Do you have a disaster recovery plan in place for your office?
If the answer is yes, how old is it?
Just a few years ago, we operated our businesses in entirely different ways. Standalone software has migrated to cloud-based platforms. Our dependency on in-house technology is quickly disappearing.
Almost everything we use is online. But if the disaster recovery plan you created doesn’t take these changes into account, a disruption could leave you without your data. Or worse, without a business.
Businesses today are spending around 34 percent of their annual IT budgets on hosting and cloud services. Every year, this number will continue to rise as we increase our reliance on external sources for infrastructure, application, and management services.
Our connectivity as at an all-time high, rising with every new strategy and application we take on. But if the unthinkable happens and we’re not prepared for it, a company might not survive. According to FEMA, 40 percent of small businesses never reopen their doors.
Having a disaster recovery plan in place is mandatory. Upgrading and reevaluating your disaster recovery plan on a regular basis is equally compulsory. Whether it’s a short-term technical mishap like a power outage or a disaster like a flood or fire, knowing your direction in the days and weeks that follow will ensure the success of your business.
Disaster recovery planning is all about thinking up the worst case scenarios and creating a plan that counters each of those actions.
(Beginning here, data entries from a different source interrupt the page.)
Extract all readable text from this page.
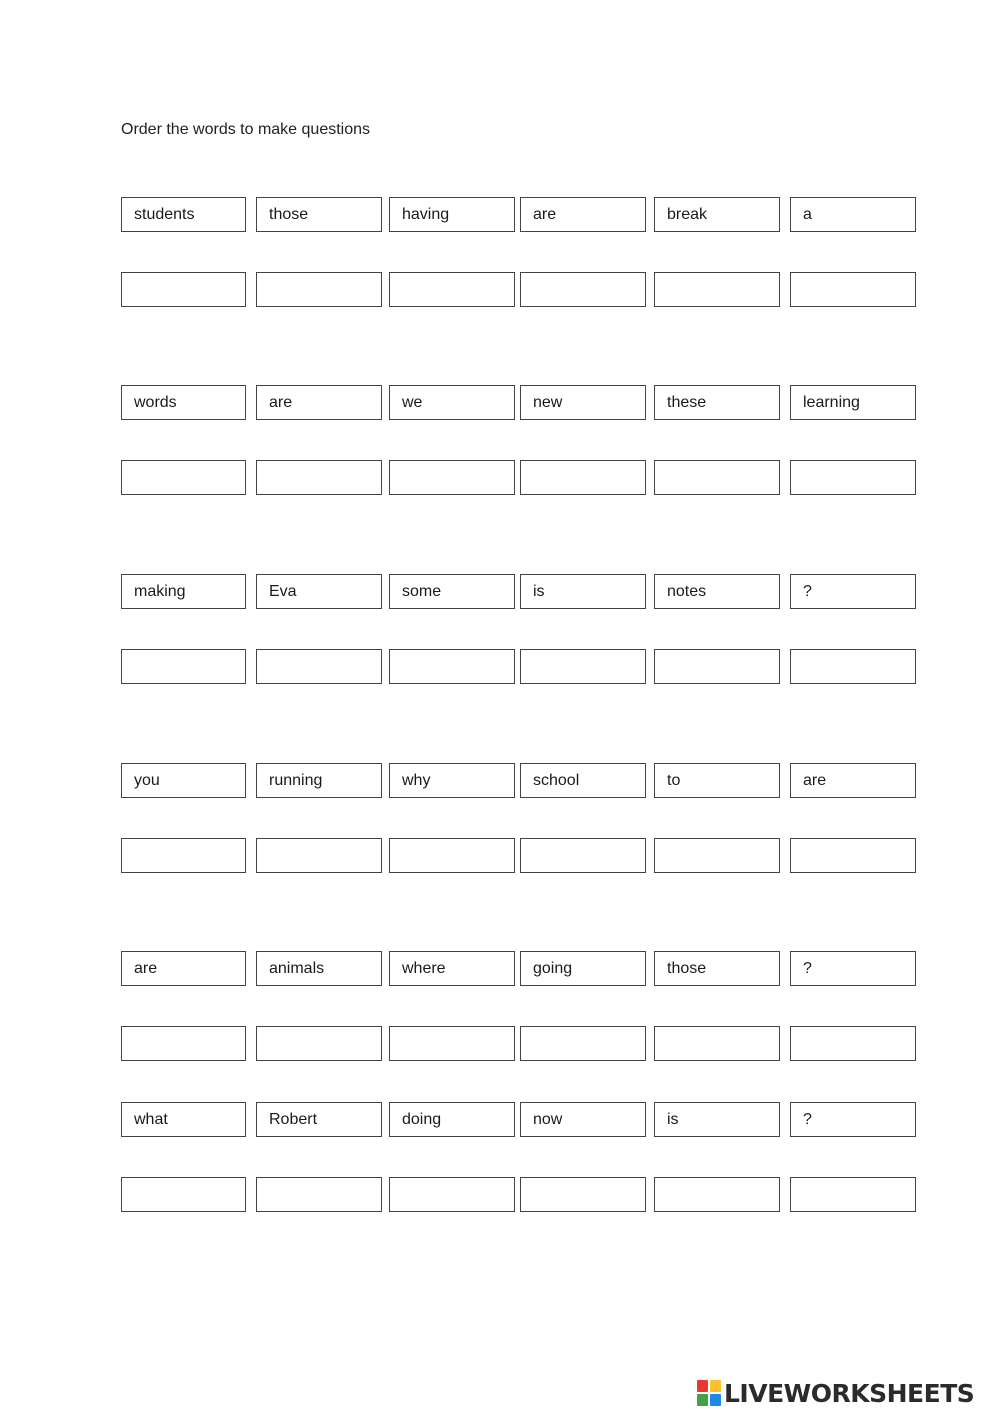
Order the words to make questions
students	those	having	are	break	a
words	are	we	new	these	learning
making	Eva	some	is	notes	?
you	running	why	school	to	are
are	animals	where	going	those	?
what	Robert	doing	now	is	?
LIVEWORKSHEETS
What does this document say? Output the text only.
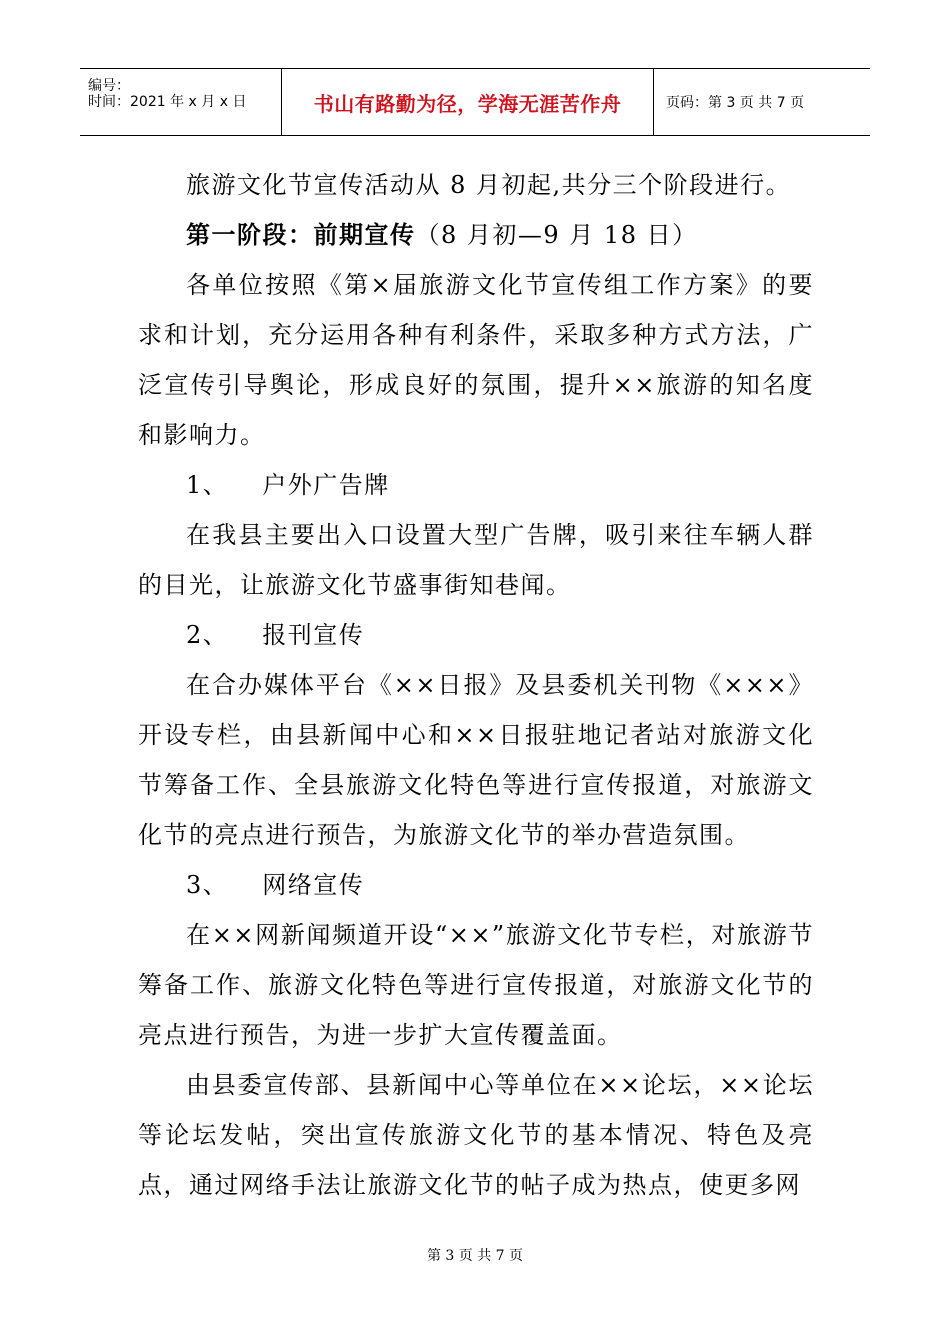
编号：
时间：2021 年 x 月 x 日	书山有路勤为径，学海无涯苦作舟	页码：第 3 页 共 7 页

旅游文化节宣传活动从 8 月初起,共分三个阶段进行。

第一阶段：前期宣传（8 月初—9 月 18 日）

各单位按照《第×届旅游文化节宣传组工作方案》的要求和计划，充分运用各种有利条件，采取多种方式方法，广泛宣传引导舆论，形成良好的氛围，提升××旅游的知名度和影响力。

1、 户外广告牌

在我县主要出入口设置大型广告牌，吸引来往车辆人群的目光，让旅游文化节盛事街知巷闻。

2、 报刊宣传

在合办媒体平台《××日报》及县委机关刊物《×××》开设专栏，由县新闻中心和××日报驻地记者站对旅游文化节筹备工作、全县旅游文化特色等进行宣传报道，对旅游文化节的亮点进行预告，为旅游文化节的举办营造氛围。

3、 网络宣传

在××网新闻频道开设“××”旅游文化节专栏，对旅游节筹备工作、旅游文化特色等进行宣传报道，对旅游文化节的亮点进行预告，为进一步扩大宣传覆盖面。

由县委宣传部、县新闻中心等单位在××论坛，××论坛等论坛发帖，突出宣传旅游文化节的基本情况、特色及亮点，通过网络手法让旅游文化节的帖子成为热点，使更多网

第 3 页 共 7 页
Whether it’s a major natural disaster like an earthquake or a hurricane, or a smaller isolated even, there are three ways you can fail:
- Ignore your weaknesses and have no plan in place
- Rely on one single point of entry without a backup plan
- Fail to test the plan for internal weaknesses
Worst case scenario always boils to finding the weakest point and exploiting it in whatever way possible. If you don’t know what that is, you can’t establish the right policies to put in place to ensure it never happens.
Want to see how your current plan operates? Run a “fire drill” to find out how your team performs. Where does productivity falter? Where do systems simply shut down? You may be surprised at how quickly things fall apart, or even where the weakest points actually lie.